İçimden çığlık çığlığa bu cümleleri kursam da dışarıdan sadece bakıyordum. Kendimi dışarı kapatmıştım.

"Söz veriyorum bir daha olmayacak, gerçekten bir daha böyle bir hataya düşmeyeceğim," dedi. Kendi kendine sözler vermesi umurumda değildi. Bunun bir daha tekrarlanmaması şu an hissettiğim şeyleri silebilir miydi?

Hayır.

Önümden kalkarak odada tur atmaya başladı. Ellerini saçlarının arasına sokarak düşünceli bir şekilde bana bakıyordu. Buğra bir köşede durmuş beni izliyordu. Öylece duruyordum. Kıpırdamaya halim yoktu. İstediğim tek şey yalnız kalmaktı.

"İki gündür böyle mi?" diye Buğra'ya sordu.

"Tek kelime dahi kurmadı," dediğinde sıkıntıyla saçlarını çekiştirdi.

"Amacın bana acı çektirmekse İrem, acı çekiyorum. İnan asla kendimi affetmeyeceğim," dediğinde yine boş boş baktım kusursuz suratına.

Amacım acı çektirmek değildi. Sadece daha fazla değersiz hissetmek istemiyordum.

Gözlerindeki o duyguyu görmek benim daha fazla canımı yakıyordu. İçimde akan pınarları kurutuyordu. Elleri saklı duran cennetin kapısını açabilecek kadar kudretliydi.

"İrem, konuş benimle. Lütfen," dediğinde ona sadece baktım. Buğra kollarını kovuşturmuş bir şekilde sadece bana bakıyordu.
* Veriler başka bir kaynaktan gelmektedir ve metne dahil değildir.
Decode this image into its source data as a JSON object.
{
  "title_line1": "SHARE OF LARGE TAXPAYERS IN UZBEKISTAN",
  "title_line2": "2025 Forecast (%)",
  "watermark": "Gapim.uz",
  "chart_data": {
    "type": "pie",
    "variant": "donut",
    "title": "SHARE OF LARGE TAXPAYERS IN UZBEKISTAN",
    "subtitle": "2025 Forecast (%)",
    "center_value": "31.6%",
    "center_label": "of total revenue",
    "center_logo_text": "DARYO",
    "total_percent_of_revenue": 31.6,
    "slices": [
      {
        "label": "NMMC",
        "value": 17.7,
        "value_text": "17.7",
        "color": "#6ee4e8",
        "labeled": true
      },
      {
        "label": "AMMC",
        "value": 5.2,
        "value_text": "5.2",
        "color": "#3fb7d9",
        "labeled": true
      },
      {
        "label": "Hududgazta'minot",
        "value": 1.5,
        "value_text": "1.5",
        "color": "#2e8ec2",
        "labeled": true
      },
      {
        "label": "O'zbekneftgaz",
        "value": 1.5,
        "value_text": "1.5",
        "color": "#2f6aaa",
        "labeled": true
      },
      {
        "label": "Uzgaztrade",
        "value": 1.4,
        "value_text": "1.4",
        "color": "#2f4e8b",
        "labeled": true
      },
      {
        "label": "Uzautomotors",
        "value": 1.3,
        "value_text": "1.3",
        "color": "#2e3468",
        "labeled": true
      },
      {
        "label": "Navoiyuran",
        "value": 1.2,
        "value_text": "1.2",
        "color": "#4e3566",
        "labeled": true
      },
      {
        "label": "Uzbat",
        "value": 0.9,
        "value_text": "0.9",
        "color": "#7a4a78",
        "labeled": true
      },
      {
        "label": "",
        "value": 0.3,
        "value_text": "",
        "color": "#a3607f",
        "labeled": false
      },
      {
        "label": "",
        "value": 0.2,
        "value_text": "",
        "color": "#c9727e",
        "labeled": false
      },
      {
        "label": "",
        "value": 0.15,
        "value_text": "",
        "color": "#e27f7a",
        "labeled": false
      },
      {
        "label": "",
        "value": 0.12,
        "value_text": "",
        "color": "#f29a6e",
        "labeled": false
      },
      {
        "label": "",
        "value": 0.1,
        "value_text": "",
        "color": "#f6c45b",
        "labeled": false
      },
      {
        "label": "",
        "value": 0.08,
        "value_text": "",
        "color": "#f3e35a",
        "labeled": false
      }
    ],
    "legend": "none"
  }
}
"Kızın doğum gününü unutup gittin Ömer!" diye patladığında böyle bir tepki vermesini beklemediğim için şaşırdım. İçime akan sıvıyla gözlerimi Buğra'ya diktim. Unutmuştu. Benimle ilgili hiçbir şeyi önemsemediği için unutmuştu. Ömer duvara yumruk atmaya başladığında bakışlarım tekrar ona kaydı ve sinir krizinin eşiğine gelen Ömer'i izledim ve hiçbir şey yapmadım. Elinin kaynadığını fark edince bile gözlerimi bir saniye bile kırpmadım. Buğra Ömer'i durdurmak için atıldı. Derin derin nefesler alarak duvardan çekildiğinde karşımda ki koltuğa oturttu.

"Seni bir yere götürmek istiyorum İrem," dediğinde sadece bakıyordum. Eli kanıyordu ve bunu hiç umursuyormuş gibi görünmüyordu. Ayağa kalkarak yanıma geldi ve beni ayağa kaldırdığında başım döndü ve gözlerim birkaç saniyeliğine ayakta sallandım ve yerime geri oturdum.

"İyi misin?" diye sorduğunda başımı evet anlamında sallayarak tepki verdim. Kolumu sımsıkı kavrayarak beni kucağına aldı. Ellerim otomatik olarak boynuna dolandı ve düşmemek için tutundum. Arabaya beni yavaşça bıraktığında hızlıca şoför koltuğuna oturdu. Başımı cama yaslayarak gözlerimi kapattım, bedenim uykuya açtı. Başımda hafif bir sızı vardı. Ömer'in bakışlarını üzerimde hissediyordum.

"Geldik," dediğinde gözlerimi aralayıp çevreme bakındım ve tanıdık şeylerin göze çarpması içimdeki sızıyı arttı.

Büyüdüğüm, annemi kaybettiğim, babamın yokluğunu hissettiğim eve gelmiştik. Mirasın bir oyunla Şenay'da kalması sonucunda bu evden ayrılmak zorunda kalmıştım. Gözlerim dolduğunda Ömer elimi kavradı. "Bu ev artık senin," dedi ve elime anahtarı sıkıştırdı. Ayaklarımda güç yoktu ama büyük bir hevesle arabadan inerek eve doğru yürüdüm. Elimdeki anahtarı çevirip duruyordum. Kulağım çınlamaya başladığında anılar zihnimden akıp gitmeye başlamıştı. Annemin sesi yankılandı. Ömer birkaç adım gerideydi. Anahtarı deliğe sokarak kapıyı yavaşça açtım. İçeri girdiğimde ağlama istediğim ağır basıyordu ama dişlerimi sıktım. Ömer kapıda durduğunda arkamı ona döndüm, kapıyı sımsıkı kavradım.

"Teşekkür ederim, her şey için," diye fısıldadığımda kapıyı yavaşça kapattım.

Ömer dışarda kaldığında kapıyı yumruklamaya başladı. "Aç kapıyı!" diye bağırdı ama umursamadım. İçerisi çok değişmişti. Anılar zihnime baskı yapıyordu.